25. April 2017, 15:00 Uhr

0265

Kabinettschrank

Meister mit dem ornamentierten Hintergrund, Eger, Mitte 17. Jahrhundert
Reliefintarsien aus verschiedenen Hölzern, geschnitzt, z. T. dunkel gebeizt; rechteckiges Kästchen mit erhöhtem Sockel, im Sockel eine Lade; rundum und innen reich mit Intarsien verziert; dargestellt sind Szenen aus dem Alten Testament, Allegorien und Landschaftsmotive; Mittelteil mit 2 Türen, innen 10 Laden, mittig ein Kästchen mit Tür, innen Aposteldarstellungen in Reliefintarsia, durch Öffnen der linken Laden lässt sich die Innenwand des Mittelfaches zur Seite schieben, dahinter verbergen sich 4 kleine Laden; Aufsatz mit erhöhtem Mittelteil, aufklappbarer Deckel; Flammleisten, vergoldete und gravierte Messingbeschläge; 2 Schlüssel
80 × 63,5 × 37,5 cm

Provenienz

deutsche Privatsammlung

Literatur

abgebildet in: Jochen Voigt, Für die Kunstkammern Europas, Reliefintarisen aus Eger, Halle a. d. S. 1999, Kat.Nr. I.33, S. 282-283, Abb. 278

Schätzpreis: € 30.000 - 60.000
Auktion ist beendet.

Der mit den zwei Türflügeln verschließbare ebonisierte Kasten ruht auf einem von Brettfüßen getragenen Sockel mit integriertem Schubfach, den oberen Abschluß bildet ein schatullenförmiger Aufsatz mit aufklappbarem Deckel. In der Mittelnische sind getarnte Geheimfächer zugänglich. Die aus Messing bestehenden, weitestgehenden originalen Beschlagteile des Kabinetts sind reich graviert, der ehemals querovale Schüssellochbeschlag der Aufsatzschatulle wurde in späterer Zeit durch ein hochovales Schild ersetzt. Die Stilistik der Reliefintarsien, die querovalen Schubkastenreliefs und die bogenförmig abschließenden Bilder auf den Innenseiten der Türflügel bzw. der Mittelnischtür weisen das Möbel zweifelsfrei als ein Produkt der Werkstatt des Meisters mit dem ornamentierten Hintergrund aus.
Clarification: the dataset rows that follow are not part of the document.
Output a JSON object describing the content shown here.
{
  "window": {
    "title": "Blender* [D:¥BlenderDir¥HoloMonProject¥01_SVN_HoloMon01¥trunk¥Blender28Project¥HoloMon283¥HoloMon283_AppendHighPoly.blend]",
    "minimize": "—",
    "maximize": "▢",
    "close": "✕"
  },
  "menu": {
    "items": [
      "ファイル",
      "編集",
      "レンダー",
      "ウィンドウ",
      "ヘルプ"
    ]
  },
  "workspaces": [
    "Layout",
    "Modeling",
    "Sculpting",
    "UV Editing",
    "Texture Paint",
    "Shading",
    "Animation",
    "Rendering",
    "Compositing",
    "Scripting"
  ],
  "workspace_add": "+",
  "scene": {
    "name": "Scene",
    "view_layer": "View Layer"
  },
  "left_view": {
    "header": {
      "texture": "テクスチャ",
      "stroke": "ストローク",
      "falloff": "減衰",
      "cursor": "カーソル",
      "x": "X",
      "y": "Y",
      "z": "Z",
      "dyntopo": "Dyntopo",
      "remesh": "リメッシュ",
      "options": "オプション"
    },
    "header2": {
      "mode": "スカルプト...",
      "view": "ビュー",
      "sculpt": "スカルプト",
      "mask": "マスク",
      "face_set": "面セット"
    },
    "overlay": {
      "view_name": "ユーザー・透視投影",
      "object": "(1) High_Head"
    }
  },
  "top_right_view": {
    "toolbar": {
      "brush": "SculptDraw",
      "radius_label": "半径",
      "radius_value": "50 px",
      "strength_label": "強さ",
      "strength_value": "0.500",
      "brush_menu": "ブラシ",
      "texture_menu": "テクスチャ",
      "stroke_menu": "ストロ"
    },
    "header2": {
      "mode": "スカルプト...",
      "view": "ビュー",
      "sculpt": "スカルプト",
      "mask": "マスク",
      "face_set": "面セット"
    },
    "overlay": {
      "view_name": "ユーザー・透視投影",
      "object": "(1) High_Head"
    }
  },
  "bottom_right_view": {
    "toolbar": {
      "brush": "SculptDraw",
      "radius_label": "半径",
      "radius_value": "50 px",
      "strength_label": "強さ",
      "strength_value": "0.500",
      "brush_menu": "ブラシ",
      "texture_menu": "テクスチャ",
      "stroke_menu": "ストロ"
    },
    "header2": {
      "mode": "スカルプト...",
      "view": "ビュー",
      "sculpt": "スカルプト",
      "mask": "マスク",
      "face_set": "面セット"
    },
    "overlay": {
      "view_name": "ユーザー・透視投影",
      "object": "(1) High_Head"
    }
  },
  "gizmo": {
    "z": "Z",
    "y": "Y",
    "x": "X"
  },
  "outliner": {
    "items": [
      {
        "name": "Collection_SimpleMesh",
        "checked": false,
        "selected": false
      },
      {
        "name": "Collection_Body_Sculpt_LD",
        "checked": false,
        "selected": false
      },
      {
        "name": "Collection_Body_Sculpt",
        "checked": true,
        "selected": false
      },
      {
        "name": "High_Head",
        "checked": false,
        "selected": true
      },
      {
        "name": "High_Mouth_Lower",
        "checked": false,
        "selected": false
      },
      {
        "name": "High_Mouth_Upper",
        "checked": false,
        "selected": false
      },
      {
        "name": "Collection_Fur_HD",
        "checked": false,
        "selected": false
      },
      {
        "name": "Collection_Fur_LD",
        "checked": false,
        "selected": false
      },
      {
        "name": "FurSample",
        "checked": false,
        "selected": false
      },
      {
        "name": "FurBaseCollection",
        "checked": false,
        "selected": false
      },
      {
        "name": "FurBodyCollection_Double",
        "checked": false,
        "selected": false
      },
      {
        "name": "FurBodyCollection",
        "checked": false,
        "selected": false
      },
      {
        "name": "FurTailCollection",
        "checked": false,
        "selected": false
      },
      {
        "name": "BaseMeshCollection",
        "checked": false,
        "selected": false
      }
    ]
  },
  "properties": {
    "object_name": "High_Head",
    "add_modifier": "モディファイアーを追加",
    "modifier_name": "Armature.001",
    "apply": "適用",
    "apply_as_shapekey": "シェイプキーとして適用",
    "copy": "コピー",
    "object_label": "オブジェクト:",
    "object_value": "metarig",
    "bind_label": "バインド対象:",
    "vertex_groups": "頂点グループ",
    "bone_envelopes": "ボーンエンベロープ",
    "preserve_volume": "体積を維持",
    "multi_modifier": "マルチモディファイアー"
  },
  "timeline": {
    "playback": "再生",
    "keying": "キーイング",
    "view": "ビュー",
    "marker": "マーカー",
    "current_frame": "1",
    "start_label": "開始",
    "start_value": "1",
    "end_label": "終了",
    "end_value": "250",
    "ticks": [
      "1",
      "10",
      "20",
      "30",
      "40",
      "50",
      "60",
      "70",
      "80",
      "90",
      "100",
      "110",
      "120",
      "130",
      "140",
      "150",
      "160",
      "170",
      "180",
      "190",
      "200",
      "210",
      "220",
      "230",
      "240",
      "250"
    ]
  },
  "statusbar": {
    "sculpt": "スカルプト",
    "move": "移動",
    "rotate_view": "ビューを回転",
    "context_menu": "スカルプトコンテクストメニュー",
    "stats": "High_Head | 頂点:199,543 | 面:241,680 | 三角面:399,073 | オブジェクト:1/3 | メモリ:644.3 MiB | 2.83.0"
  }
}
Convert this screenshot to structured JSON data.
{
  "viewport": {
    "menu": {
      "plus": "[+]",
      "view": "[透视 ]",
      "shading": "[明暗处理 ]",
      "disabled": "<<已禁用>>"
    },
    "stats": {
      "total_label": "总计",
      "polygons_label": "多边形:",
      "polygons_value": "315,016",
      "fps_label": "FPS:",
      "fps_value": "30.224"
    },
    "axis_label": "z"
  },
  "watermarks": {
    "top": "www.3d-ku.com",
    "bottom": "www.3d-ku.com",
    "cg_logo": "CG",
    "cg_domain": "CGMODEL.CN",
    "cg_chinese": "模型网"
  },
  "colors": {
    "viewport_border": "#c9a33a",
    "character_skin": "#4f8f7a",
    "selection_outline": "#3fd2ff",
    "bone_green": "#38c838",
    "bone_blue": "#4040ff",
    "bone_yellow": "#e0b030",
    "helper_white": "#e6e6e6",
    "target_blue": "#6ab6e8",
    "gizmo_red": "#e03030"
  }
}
Von Egerer Kabinettschränken anderer Meister unterscheiden sich dieses und einige wenige andere Möbel des Künstlers in einem außergewöhnlichen, die Ansicht nachhaltig prägenden Detail: Linkes und rechtes Türflügelbild verschmelzen zu einem heterogenen Motiv, das hier lediglich durch die metallene Anschlagleiste getrennt ist. Die Bilder sind nur durch die jeweilige Rahmung mit Knorpelwerk und Engelsköpfchen separiert.
Das Frontbild mit der Darstellung von Jacobs Traum stimmt auf das ikonographische Programm des Möbels ein, dessen Tür- und Kastenreliefs fast auschließlich Begebenheiten aus dem Alten Testament rezipieren. Die Mehrzahl der Reliefintarsien folgt Illustrationen der biblischen Bücher Mose, Richter und Samuel sowie dem Buch der Könige. Selbst in der Mittelnische setzt sich mit Christus als guter Hirte und den Darstellungen der vier Evangelisten Matthäus, Markus, Lukas und Johannes die einheitliche Konzeption fort. Die Außenseiten der Aufsatzschatulle schildern christliche Tugenden und Jahreszeiten, letztere wohl als ewiger Kreislauf der Zeit und Symbol der Vergänglichkeit anzusehen. Die Besinnung auf wahre christliche Werte durch Hinwiese auf die Kurzlebigkeit irdischer Freuden wird bereits im Alten Testament mehrfach angesprochen.
Die übrigen Reliefs am Aufsatz zeigen Putti auf phantastischen Seetieren, wie sie auch an den Kabinettschränken der gleichen Werkstatt z. B. in Freiberg, Frankfurt und Prag im Sockelbereich vorkommen. Sie sind wohl nur als schmückendes Beiwerk zu verstehen.
Das linke Türflügelbild zeigt die Befreiung Josefs aus dem Brunnen und das rechte Josefs Verkauf an die Ismaeliter. Öffnet man den Deckel des Aufsatzes, wird der Blick auf die Darstellungen von Absaloms Ende gelenkt.
Den Sockelbereich verzieren Bilder von der Erschaffung Adams und Evas, vom Sündenfall und von der Vertreibung aus dem Paradies.
Die oben schon benannte Gestaltung der Front und das Fehlen der für den Meister mit dem ornamentierten Hintergrund in der zweiten Jahrhunderthälfte charakteristisch geworden intensiven Bemalung der Reliefintarsien rücken das Möbel in die Nähe der Exemplare von Prag und Skokloster und damit in die Mitte des 17. Jahrhunderts. Einer der frühen Besitzer des Möbels war Johann Gottlieb Korn in Breslau, worauf ein aufgeklebter Zettel auf der Unterseite einer der Schubladen verweist. (Jochen Voigt, in: Reliefintarisen aus Eger, Halle a. d. S., 1999, S. 282-283)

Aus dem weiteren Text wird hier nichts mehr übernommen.